To their credit, the Red Shirts have so far stuck with the strategy set during the November and December political tensions, avoiding Bangkok and averting the risk of violence if the two sides were to meet in the streets. The Red Shirts have convened counter-demonstration rallies in their traditional regional strongholds of the North and Northeast, calling on their members to retire their signature color and to don white shirts as a gesture of resistance to military intervention of the kind seen in earlier street conflicts. Red-Shirt leaders have also hinted in recent days that they will take necessary action to resist or respond to a coup. With the tragic final days of the May 2010 political crisis in Bangkok looming large in memory, one hopes that the Red Shirt and PDRC demonstrators will maintain their physical separation.
What are the prospects of a peaceful political resolution and reform agenda being reached?
While many observers and stakeholders – including respected senior public officials and representatives of the business community – have urged political actors to pursue a compromise solution that would end the Bangkok shutdown and define a practical reform agenda to which all political sides would ideally commit as a prelude to a fully contested election, the two sides appear to be poles apart at this juncture.

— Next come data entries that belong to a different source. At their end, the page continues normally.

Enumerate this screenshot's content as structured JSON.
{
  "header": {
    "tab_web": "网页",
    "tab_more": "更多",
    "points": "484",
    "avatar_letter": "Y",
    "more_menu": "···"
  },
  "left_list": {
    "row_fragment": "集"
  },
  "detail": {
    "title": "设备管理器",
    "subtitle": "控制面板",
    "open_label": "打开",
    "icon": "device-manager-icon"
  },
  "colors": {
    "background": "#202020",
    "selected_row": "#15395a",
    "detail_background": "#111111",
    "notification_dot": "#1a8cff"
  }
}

At several points in recent weeks, the respective political factions have missed opportunities to claim moral victory with their symbolic goals achieved and step down from the protest stage; to take their knocks for badly calculated legislative follies; to embrace reform options that would little compromise their political futures; or to forge unprecedented political alliances. With these earlier opportunities lost and the lines of political division drawn more sharply by the day, the prospect of a compromise arrangement that would defuse tensions and set Thailand on course to democratic reform and a fully contested election seems remote at best, yet hope persists.

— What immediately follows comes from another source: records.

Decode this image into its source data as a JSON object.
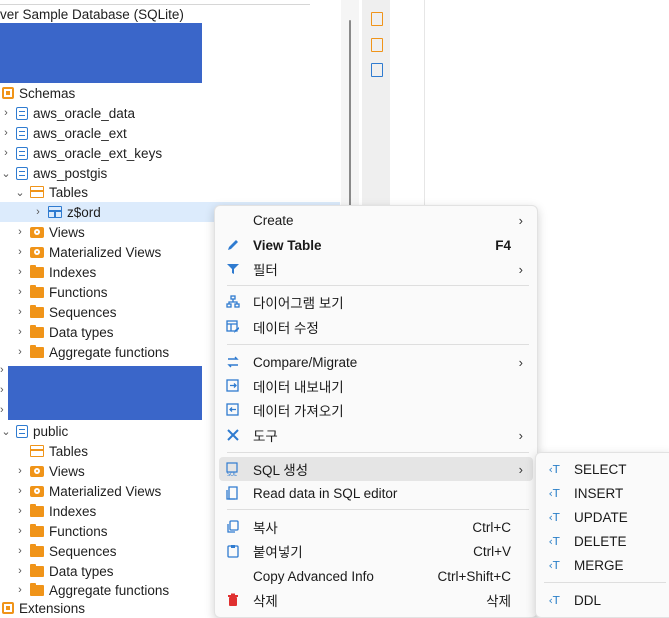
{
  "tree": {
    "connection_label": "ver Sample Database (SQLite)",
    "schemas_label": "Schemas",
    "items": [
      {
        "label": "aws_oracle_data"
      },
      {
        "label": "aws_oracle_ext"
      },
      {
        "label": "aws_oracle_ext_keys"
      },
      {
        "label": "aws_postgis"
      }
    ],
    "aws_postgis_children": {
      "tables": "Tables",
      "table_selected": "z$ord",
      "views": "Views",
      "materialized_views": "Materialized Views",
      "indexes": "Indexes",
      "functions": "Functions",
      "sequences": "Sequences",
      "data_types": "Data types",
      "aggregate_functions": "Aggregate functions"
    },
    "public": {
      "label": "public",
      "tables": "Tables",
      "views": "Views",
      "materialized_views": "Materialized Views",
      "indexes": "Indexes",
      "functions": "Functions",
      "sequences": "Sequences",
      "data_types": "Data types",
      "aggregate_functions": "Aggregate functions"
    },
    "extensions": "Extensions"
  },
  "context_menu": {
    "create": "Create",
    "view_table": "View Table",
    "view_table_shortcut": "F4",
    "filter": "필터",
    "diagram": "다이어그램 보기",
    "edit_data": "데이터 수정",
    "compare_migrate": "Compare/Migrate",
    "export_data": "데이터 내보내기",
    "import_data": "데이터 가져오기",
    "tools": "도구",
    "sql_generate": "SQL 생성",
    "read_sql_editor": "Read data in SQL editor",
    "copy": "복사",
    "copy_shortcut": "Ctrl+C",
    "paste": "붙여넣기",
    "paste_shortcut": "Ctrl+V",
    "copy_advanced": "Copy Advanced Info",
    "copy_advanced_shortcut": "Ctrl+Shift+C",
    "delete": "삭제",
    "delete_shortcut": "삭제"
  },
  "submenu": {
    "select": "SELECT",
    "insert": "INSERT",
    "update": "UPDATE",
    "delete": "DELETE",
    "merge": "MERGE",
    "ddl": "DDL"
  },
  "colors": {
    "accent": "#2f7bd0",
    "folder": "#f09419",
    "highlight_block": "#3a66c9",
    "delete_icon": "#e03030"
  }
}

Thailand has experienced a number of coups d’états in recent decades. Are the present political demonstrations likely to end with military intervention?

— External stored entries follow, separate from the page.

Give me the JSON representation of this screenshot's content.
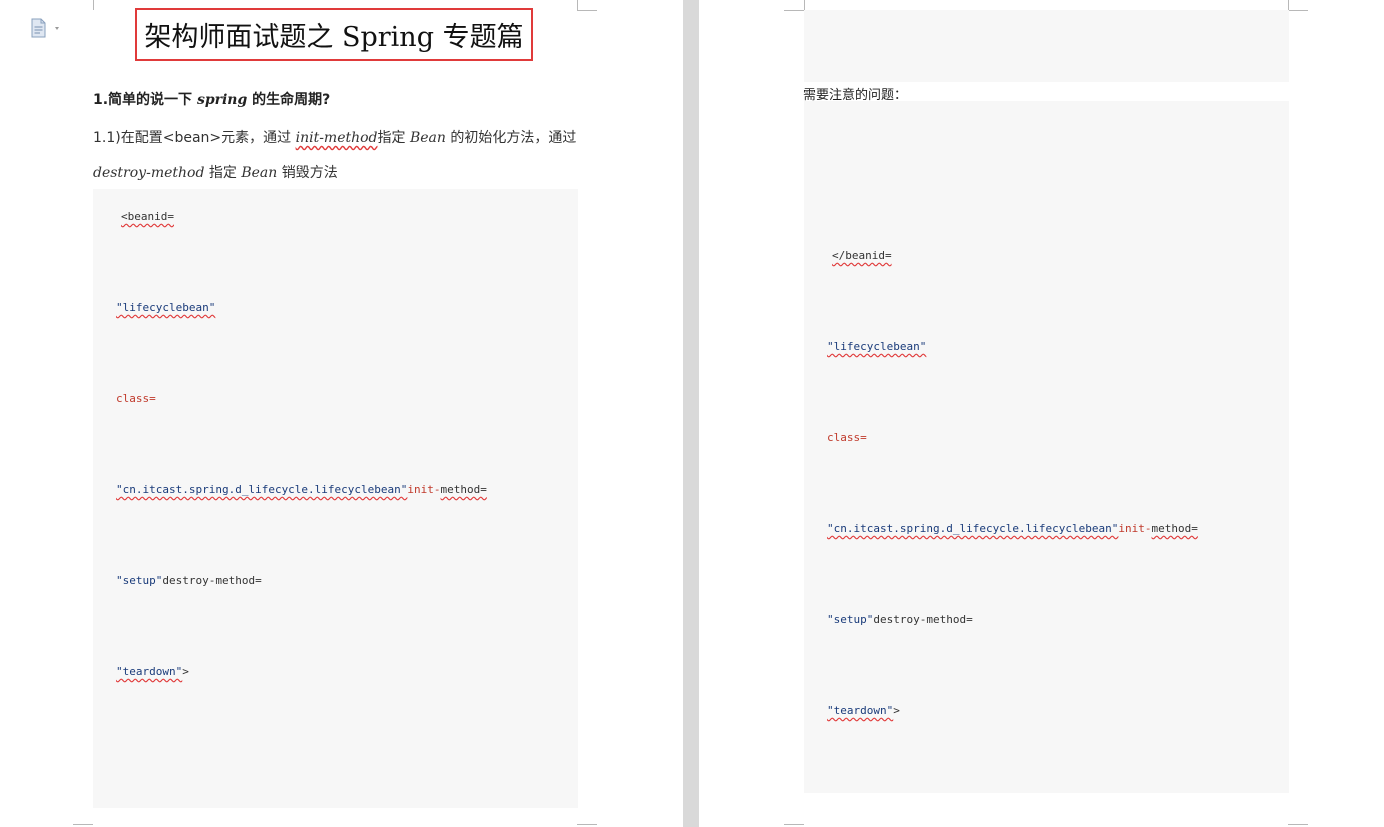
{
  "page_left": {
    "title": "架构师面试题之 Spring 专题篇",
    "question": {
      "prefix": "1.简单的说一下 ",
      "italic": "spring",
      "suffix": " 的生命周期?"
    },
    "para1": {
      "a": "1.1)在配置<bean>元素，通过 ",
      "b": "init-method",
      "c": "指定 ",
      "d": "Bean",
      "e": " 的初始化方法，通过"
    },
    "para2": {
      "a": "destroy-method",
      "b": " 指定 ",
      "c": "Bean",
      "d": " 销毁方法"
    },
    "code": {
      "l1": "<beanid=",
      "l2": "\"lifecyclebean\"",
      "l3": "class=",
      "l4a": "\"cn.itcast.spring.d_lifecycle.lifecyclebean\"",
      "l4b": "init-",
      "l4c": "method=",
      "l5a": "\"setup\"",
      "l5b": "destroy-method=",
      "l6a": "\"teardown\"",
      "l6b": ">"
    }
  },
  "page_right": {
    "note": "需要注意的问题：",
    "code": {
      "l1": "</beanid=",
      "l2": "\"lifecyclebean\"",
      "l3": "class=",
      "l4a": "\"cn.itcast.spring.d_lifecycle.lifecyclebean\"",
      "l4b": "init-",
      "l4c": "method=",
      "l5a": "\"setup\"",
      "l5b": "destroy-method=",
      "l6a": "\"teardown\"",
      "l6b": ">"
    }
  },
  "colors": {
    "title_border": "#e03a3a",
    "code_bg": "#f7f7f7",
    "string": "#1a3b7a",
    "keyword": "#c0392b",
    "gutter": "#d9d9d9"
  },
  "icons": {
    "doc_menu": "document-outline-icon"
  }
}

There is considerable speculation on the possibility of a military intervention similar to those taken in previous political crises, with observers hinting at a variety of potential scenarios. Among the most sinister possibilities, some believe that the PDRC demonstrators are determined to provoke security personnel to respond with lethal force, triggering a domino spread of violence and a rapid military response to contain it. Others suggest that the government, feeling its back against the wall, could negotiate a pre-emptive military intervention that would leave it with greater influence over a reform agenda that it could hope for in a non-negotiated coup. Another view holds that the senior military leadership, conscious of the divided political loyalties that are rumored to exist within the armed forces, and the prospect of a Red-Shirt response to a military intervention that removed the Pheu Thai government from power, is inclined to stick with the mediation role that has earned it respect and avoid the liabilities of intervention. While no one wants another tragedy of violence in the streets of Bangkok, military intervention would arguably set the country back a decade, placing a temporary brake on the tough but inevitable course of political change, compromise, and reform that Thailand is bound to travel – including the right and obligation of the voting public at large to scrutinize politics and contesting political actors and make independent choices through the ballot on what it is prepared to bless, tolerate, or condemn.